Through four years of college and 16-plus in the CFL, Westwood had never missed a game because of injury. The one time he got hurt he was back splitting the uprights the next week.

But early in the win over the Lions, Old Lefty pulled up lame after a kickoff. The diagnosis: a second-degree strain to his hamstring.

Somebody throw a flag. After everything Westwood has gone through, this is piling on.

"That which does not kill us makes us stronger," he said, quoting Nietzsche, the German philosopher.

That may be, but it's the play of a Polish kicker that could kill Westwood's hopes of kicking another field goal.

Pikula's 3-for-3 performance in Vancouver, providing the winning points in a tight game, is exactly what Berry has been looking for. Bomber fans, too, for that matter.

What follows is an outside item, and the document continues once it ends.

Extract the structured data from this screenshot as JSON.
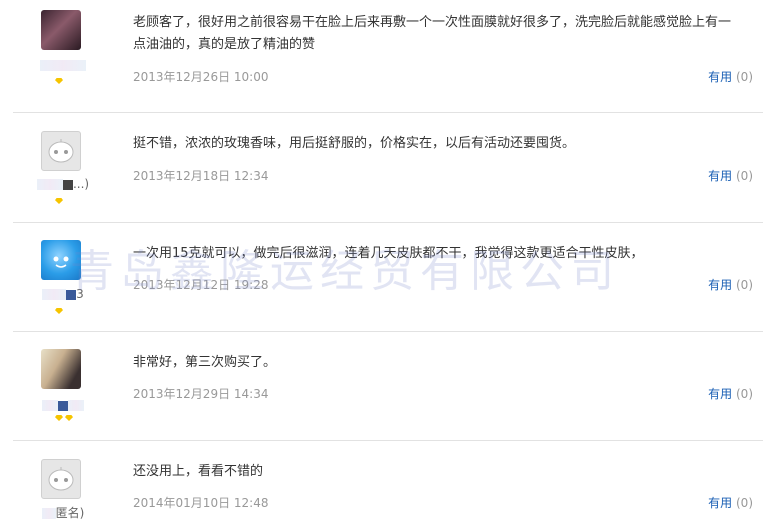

If the youngster keeps it up, it might not matter how Old Lefty's leg feels.

So is Westwood sitting at home sticking needles into a Rob Pikula doll? Hardly.

"It's different watching someone do it when you're hurt, as opposed to when you're not hurt," Westwood said. "Rob and I have formed a relationship in the time he's been here. I was sitting in the end zone watching the game, and what a great game to watch, cheering for us every single second of the way. It was great to see Rob come through when called upon."

You get the impression he means it, too. Even if it could mean the end of his career.

What a lousy way to go out, though.

"Is there a good way to go out?" Westwood wondered, aloud.

How about on top?

Of course, that would mean quitting. Which probably isn't in Westwood's vocabulary, either.